Fast schon ermüdend sind die so wenig aussagekräftigen, quantitativen Vergleiche und die daraus gezogenen qualitativen Schlussfolgerungen: Steinbrück habe ja gerade mal 50.000 Fans bei Facebook, Merkel hingegen 300.000 und sei damit haushoch überlegen. Hmm. Wer sich einmal die Mühe macht, die beiden Fanpages mit einem Fanpage-Radar zu analysieren, stellt fest: Die Facebook-Seite von Steinbrück wächst just in Wahlkampfzeiten dramatisch, während die von der Bundeskanzlerin stagniert; Interaktion in der heißen Wahlkampfphase findet auf der Steinbrück-Seite statt, nicht bei Merkel. Klare Gewinnerin bei Facebook Angela Merkel? Der Schein trügt.

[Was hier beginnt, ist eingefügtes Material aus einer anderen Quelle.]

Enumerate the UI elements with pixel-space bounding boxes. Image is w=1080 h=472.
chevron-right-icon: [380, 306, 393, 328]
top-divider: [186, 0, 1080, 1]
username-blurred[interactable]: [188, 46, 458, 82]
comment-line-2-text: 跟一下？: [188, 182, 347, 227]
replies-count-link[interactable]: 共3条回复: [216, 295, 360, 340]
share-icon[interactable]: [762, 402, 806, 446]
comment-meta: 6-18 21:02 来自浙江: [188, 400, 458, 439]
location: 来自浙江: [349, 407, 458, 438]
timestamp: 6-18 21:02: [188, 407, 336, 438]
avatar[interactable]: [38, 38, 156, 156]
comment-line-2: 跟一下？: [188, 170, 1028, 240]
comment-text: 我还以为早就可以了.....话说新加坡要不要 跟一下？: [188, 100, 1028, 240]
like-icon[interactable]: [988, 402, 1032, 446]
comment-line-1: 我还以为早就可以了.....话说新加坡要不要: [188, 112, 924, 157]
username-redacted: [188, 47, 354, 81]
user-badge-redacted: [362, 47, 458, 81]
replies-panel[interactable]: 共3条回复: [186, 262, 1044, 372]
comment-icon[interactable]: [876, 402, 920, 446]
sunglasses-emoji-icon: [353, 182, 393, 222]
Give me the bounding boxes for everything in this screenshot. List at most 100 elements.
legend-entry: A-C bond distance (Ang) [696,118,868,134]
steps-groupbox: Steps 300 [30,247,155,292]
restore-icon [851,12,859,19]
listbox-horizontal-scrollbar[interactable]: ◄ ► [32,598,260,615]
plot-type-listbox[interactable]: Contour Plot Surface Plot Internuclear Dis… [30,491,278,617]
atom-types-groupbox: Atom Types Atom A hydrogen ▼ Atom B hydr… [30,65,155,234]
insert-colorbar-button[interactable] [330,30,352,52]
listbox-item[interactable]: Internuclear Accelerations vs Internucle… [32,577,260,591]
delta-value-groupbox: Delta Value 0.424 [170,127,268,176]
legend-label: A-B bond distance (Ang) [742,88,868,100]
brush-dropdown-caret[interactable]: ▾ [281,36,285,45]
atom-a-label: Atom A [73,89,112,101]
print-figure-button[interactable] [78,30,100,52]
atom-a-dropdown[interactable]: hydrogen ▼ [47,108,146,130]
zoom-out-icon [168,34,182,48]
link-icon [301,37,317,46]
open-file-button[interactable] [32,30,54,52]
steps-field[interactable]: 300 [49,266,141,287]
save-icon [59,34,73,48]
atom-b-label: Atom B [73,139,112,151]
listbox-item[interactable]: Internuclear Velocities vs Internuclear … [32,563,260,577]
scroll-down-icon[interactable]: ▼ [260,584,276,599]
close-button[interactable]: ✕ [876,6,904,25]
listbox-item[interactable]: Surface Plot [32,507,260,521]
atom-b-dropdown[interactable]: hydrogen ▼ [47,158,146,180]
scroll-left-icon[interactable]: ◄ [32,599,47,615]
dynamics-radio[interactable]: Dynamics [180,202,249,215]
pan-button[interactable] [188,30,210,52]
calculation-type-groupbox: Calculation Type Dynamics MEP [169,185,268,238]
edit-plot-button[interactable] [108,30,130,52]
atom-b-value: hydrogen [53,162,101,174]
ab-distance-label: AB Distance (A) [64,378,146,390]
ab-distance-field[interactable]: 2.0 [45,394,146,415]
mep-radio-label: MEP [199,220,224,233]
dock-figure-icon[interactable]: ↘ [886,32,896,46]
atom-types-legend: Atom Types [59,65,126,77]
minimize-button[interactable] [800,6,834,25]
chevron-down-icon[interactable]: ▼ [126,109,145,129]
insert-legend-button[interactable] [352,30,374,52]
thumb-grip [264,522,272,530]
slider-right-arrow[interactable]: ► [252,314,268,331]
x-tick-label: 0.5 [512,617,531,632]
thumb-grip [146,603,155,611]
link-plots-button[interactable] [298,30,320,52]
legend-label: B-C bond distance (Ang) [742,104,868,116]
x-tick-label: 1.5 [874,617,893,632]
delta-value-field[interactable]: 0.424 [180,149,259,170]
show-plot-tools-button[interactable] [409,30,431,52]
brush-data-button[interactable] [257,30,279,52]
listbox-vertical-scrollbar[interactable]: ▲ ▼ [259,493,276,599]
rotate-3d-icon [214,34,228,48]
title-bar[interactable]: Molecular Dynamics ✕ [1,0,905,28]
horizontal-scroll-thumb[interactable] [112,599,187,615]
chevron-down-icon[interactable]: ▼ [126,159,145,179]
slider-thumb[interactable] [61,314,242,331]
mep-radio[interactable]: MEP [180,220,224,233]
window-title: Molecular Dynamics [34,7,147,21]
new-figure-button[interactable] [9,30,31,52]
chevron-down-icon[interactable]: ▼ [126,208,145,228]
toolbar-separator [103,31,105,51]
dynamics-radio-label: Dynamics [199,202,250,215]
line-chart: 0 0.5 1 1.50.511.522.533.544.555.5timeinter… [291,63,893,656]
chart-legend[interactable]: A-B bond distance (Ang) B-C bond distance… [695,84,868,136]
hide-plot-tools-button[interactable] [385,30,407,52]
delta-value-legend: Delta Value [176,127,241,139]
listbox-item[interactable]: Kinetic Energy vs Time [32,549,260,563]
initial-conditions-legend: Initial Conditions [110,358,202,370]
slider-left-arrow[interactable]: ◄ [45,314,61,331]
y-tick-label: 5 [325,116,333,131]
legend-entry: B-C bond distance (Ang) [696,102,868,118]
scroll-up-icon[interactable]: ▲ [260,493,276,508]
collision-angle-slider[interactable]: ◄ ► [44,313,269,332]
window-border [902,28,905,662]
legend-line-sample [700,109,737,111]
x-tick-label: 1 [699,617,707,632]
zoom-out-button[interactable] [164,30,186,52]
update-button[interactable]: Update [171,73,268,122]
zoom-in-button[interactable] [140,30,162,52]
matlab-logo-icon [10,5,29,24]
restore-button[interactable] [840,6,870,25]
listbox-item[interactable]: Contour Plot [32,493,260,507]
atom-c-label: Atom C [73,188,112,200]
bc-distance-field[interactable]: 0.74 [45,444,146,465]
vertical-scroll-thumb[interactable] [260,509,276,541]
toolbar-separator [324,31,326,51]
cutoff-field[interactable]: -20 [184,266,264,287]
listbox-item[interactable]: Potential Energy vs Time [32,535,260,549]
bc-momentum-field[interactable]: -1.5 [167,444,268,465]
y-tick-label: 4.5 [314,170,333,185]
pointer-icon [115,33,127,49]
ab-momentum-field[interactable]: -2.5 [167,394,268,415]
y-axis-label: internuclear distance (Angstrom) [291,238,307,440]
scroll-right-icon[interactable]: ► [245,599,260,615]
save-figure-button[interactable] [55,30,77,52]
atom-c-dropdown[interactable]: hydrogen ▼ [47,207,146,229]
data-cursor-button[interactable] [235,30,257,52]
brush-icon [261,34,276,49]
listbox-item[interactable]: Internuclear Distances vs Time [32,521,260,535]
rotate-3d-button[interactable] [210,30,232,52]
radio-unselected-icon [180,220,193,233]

Das Verhältnis von Quantität und Qualität ist gerade im Digitalen oft komplizierter als es auf den ersten, oberflächlichen Blick erscheint: Dass Fanzahlen, die Follower-Anzahl, Clicks und Unique Visitors nicht das Maß aller Dinge sein müssen, zeigen Wahlkampf-Meme, die aktuell den Wahlkampf aufmischen. Der Tumblr #pofallaendetdinge oder der vorzügliche Tumblr „Peer Steinbrück Skandale“ haben vermutlich nur ein paar hundert, vielleicht tausend Follower bei Tumblr. Sind sie deshalb wertlos? Wohl kaum. Über Steinbrücks Tumblr berichtete unter anderem der Focus in seiner Print-Version, über den Pofalla-Tumblr gefühlt die ganze Welt. Alle Wahlkampflager schaffen es – teilweise im Minutentakt – Themen in eben den Kanälen zu platzieren, wo sich Kreativität wie ein Lauffeuer über Millionen potentielle Multiplikatoren verbreitet. So landen kreative Meme (Merkel-Raute, Ude hält..” uvm.) in Zeiten des Wahlkampfs via Facebook und Twitter binnen Minuten in den Newsrooms der Medienmacher. Über die Qualität von Memen in der politischen Kommunikation lässt sich bekanntlich streiten. Ihr Einfluss auf die Berichterstattung hingegen ist nicht zu unterschätzen. Das Deppen-Image in der NSA-Affäre verdankt Pofalla nicht zuletzt den fleissigen Onlinern der Oppositionsparteien, die solche auf den Elfmeterpunkt gelegten Bälle problemlos verwandeln und im Netz zappeln lassen.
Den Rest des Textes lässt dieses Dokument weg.